Павел Петрович взглянул на Аркадия, как бы желая сказать ему: «Учтив твой друг, признаться» .
— Что касается до меня, — заговорил он опять, не без некоторого усилия, — я немцев, грешный человек, не жалую. О русских немцах я уже не упоминаю: известно, что это за птицы. Но и немецкие немцы мне не по нутру. Еще прежние туда-сюда; тогда у них были — ну, там Шиллер, что ли, Гётте.. . Брат вот им особенно благоприятствует.. . А теперь пошли всё какие-то химики да материалисты.. .
— Порядочный химик в двадцать раз полезнее всякого поэта, — перебил Базаров.
— Вот как, — промолвил Павел Петрович и, словно засыпая, чуть-чуть приподнял брови. — Вы, стало быть, искусства не признаете?
— Искусство наживать деньги, или нет более геморроя! — воскликнул Базаров с презрительною усмешкой.
— Так-с, так-с. Вот как вы изволите шутить. Это вы все, стало быть, отвергаете? Положим. Значит, вы верите в одну науку?
— Я уже доложил вам, что ни во что не верю; и что такое наука — наука вообще? Есть науки, как есть ремесла, знания; а наука вообще не существует вовсе.

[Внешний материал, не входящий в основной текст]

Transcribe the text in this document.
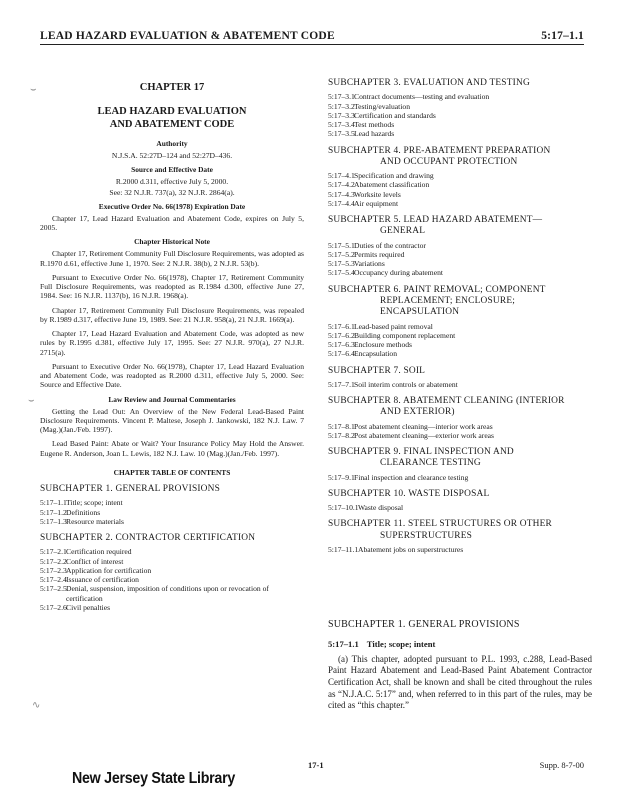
LEAD HAZARD EVALUATION & ABATEMENT CODE	5:17–1.1
⌣
⌣
∿
CHAPTER 17
LEAD HAZARD EVALUATION
AND ABATEMENT CODE
Authority
N.J.S.A. 52:27D–124 and 52:27D–436.
Source and Effective Date
R.2000 d.311, effective July 5, 2000.
See: 32 N.J.R. 737(a), 32 N.J.R. 2864(a).
Executive Order No. 66(1978) Expiration Date

Chapter 17, Lead Hazard Evaluation and Abatement Code, expires on July 5, 2005.

Chapter Historical Note

Chapter 17, Retirement Community Full Disclosure Requirements, was adopted as R.1970 d.61, effective June 1, 1970. See: 2 N.J.R. 38(b), 2 N.J.R. 53(b).

Pursuant to Executive Order No. 66(1978), Chapter 17, Retirement Community Full Disclosure Requirements, was readopted as R.1984 d.300, effective June 27, 1984. See: 16 N.J.R. 1137(b), 16 N.J.R. 1968(a).

Chapter 17, Retirement Community Full Disclosure Requirements, was repealed by R.1989 d.317, effective June 19, 1989. See: 21 N.J.R. 958(a), 21 N.J.R. 1669(a).

Chapter 17, Lead Hazard Evaluation and Abatement Code, was adopted as new rules by R.1995 d.381, effective July 17, 1995. See: 27 N.J.R. 970(a), 27 N.J.R. 2715(a).

Pursuant to Executive Order No. 66(1978), Chapter 17, Lead Hazard Evaluation and Abatement Code, was readopted as R.2000 d.311, effective July 5, 2000. See: Source and Effective Date.

Law Review and Journal Commentaries

Getting the Lead Out: An Overview of the New Federal Lead-Based Paint Disclosure Requirements. Vincent P. Maltese, Joseph J. Jankowski, 182 N.J. Law. 7 (Mag.)(Jan./Feb. 1997).

Lead Based Paint: Abate or Wait? Your Insurance Policy May Hold the Answer. Eugene R. Anderson, Joan L. Lewis, 182 N.J. Law. 10 (Mag.)(Jan./Feb. 1997).

CHAPTER TABLE OF CONTENTS
SUBCHAPTER 1. GENERAL PROVISIONS
5:17–1.1 Title; scope; intent
5:17–1.2 Definitions
5:17–1.3 Resource materials
SUBCHAPTER 2. CONTRACTOR CERTIFICATION
5:17–2.1 Certification required
5:17–2.2 Conflict of interest
5:17–2.3 Application for certification
5:17–2.4 Issuance of certification
5:17–2.5 Denial, suspension, imposition of conditions upon or revocation of certification
5:17–2.6 Civil penalties
SUBCHAPTER 3. EVALUATION AND TESTING
5:17–3.1 Contract documents—testing and evaluation
5:17–3.2 Testing/evaluation
5:17–3.3 Certification and standards
5:17–3.4 Test methods
5:17–3.5 Lead hazards
SUBCHAPTER 4. PRE-ABATEMENT PREPARATION
AND OCCUPANT PROTECTION
5:17–4.1 Specification and drawing
5:17–4.2 Abatement classification
5:17–4.3 Worksite levels
5:17–4.4 Air equipment
SUBCHAPTER 5. LEAD HAZARD ABATEMENT—
GENERAL
5:17–5.1 Duties of the contractor
5:17–5.2 Permits required
5:17–5.3 Variations
5:17–5.4 Occupancy during abatement
SUBCHAPTER 6. PAINT REMOVAL; COMPONENT
REPLACEMENT; ENCLOSURE; ENCAPSULATION
5:17–6.1 Lead-based paint removal
5:17–6.2 Building component replacement
5:17–6.3 Enclosure methods
5:17–6.4 Encapsulation
SUBCHAPTER 7. SOIL
5:17–7.1 Soil interim controls or abatement
SUBCHAPTER 8. ABATEMENT CLEANING (INTERIOR
AND EXTERIOR)
5:17–8.1 Post abatement cleaning—interior work areas
5:17–8.2 Post abatement cleaning—exterior work areas
SUBCHAPTER 9. FINAL INSPECTION AND
CLEARANCE TESTING
5:17–9.1 Final inspection and clearance testing
SUBCHAPTER 10. WASTE DISPOSAL
5:17–10.1 Waste disposal
SUBCHAPTER 11. STEEL STRUCTURES OR OTHER
SUPERSTRUCTURES
5:17–11.1 Abatement jobs on superstructures
SUBCHAPTER 1. GENERAL PROVISIONS
5:17–1.1 Title; scope; intent

(a) This chapter, adopted pursuant to P.L. 1993, c.288, Lead-Based Paint Hazard Abatement and Lead-Based Paint Abatement Contractor Certification Act, shall be known and shall be cited throughout the rules as “N.J.A.C. 5:17” and, when referred to in this part of the rules, may be cited as “this chapter.”

17-1	Supp. 8-7-00
New Jersey State Library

— Очень хорошо-с. Ну, а насчет других, в людском быту принятых, постановлений вы придерживаетесь такого же отрицательного направления?
— Что это, допрос? — спросил Базаров.
Павел Петрович слегка побледнел.. . Николай Петрович почел должным вмешаться в разговор.
— Мы когда-нибудь поподробнее побеседуем об этом предмете с вами, любезный Евгений Васильич; и ваше мнение узнаем, и свое выскажем. С своей стороны, я очень рад, что вы занимаетесь естественными науками. Я слышал, что Либих сделал удивительные открытия насчет удобрения полей. Вы можете мне помочь в моих агрономических работах: вы можете дать мне какой-нибудь полезный совет.
— Я к вашим услугам, Николай Петрович; но куда нам до Либиха! Сперва надо азбуке выучиться и потом уже взяться за книгу, а мы еще аза в глаза не видали.
«Ну, ты, я вижу, точно нигилист» , — подумал Николай Петрович.
— Все-таки позвольте прибегнуть к вам при случае, — прибавил он вслух. — А теперь нам, я полагаю, брат, пора пойти потолковать с приказчиком.
Павел Петрович поднялся со стула.
— Да, — проговорил он, ни на кого не глядя, — беда пожить этак годков пять в деревне, в отдалении от великих умов! Как раз дурак дураком станешь. Ты стараешься не забыть того, чему тебя учили, а там — хвать! — оказывается, что все это вздор, и тебе говорят, что путные люди этакими пустяками больше не занимаются и что ты, мол, отсталый колпак. Что делать! Видно, молодежь точно умнее нас.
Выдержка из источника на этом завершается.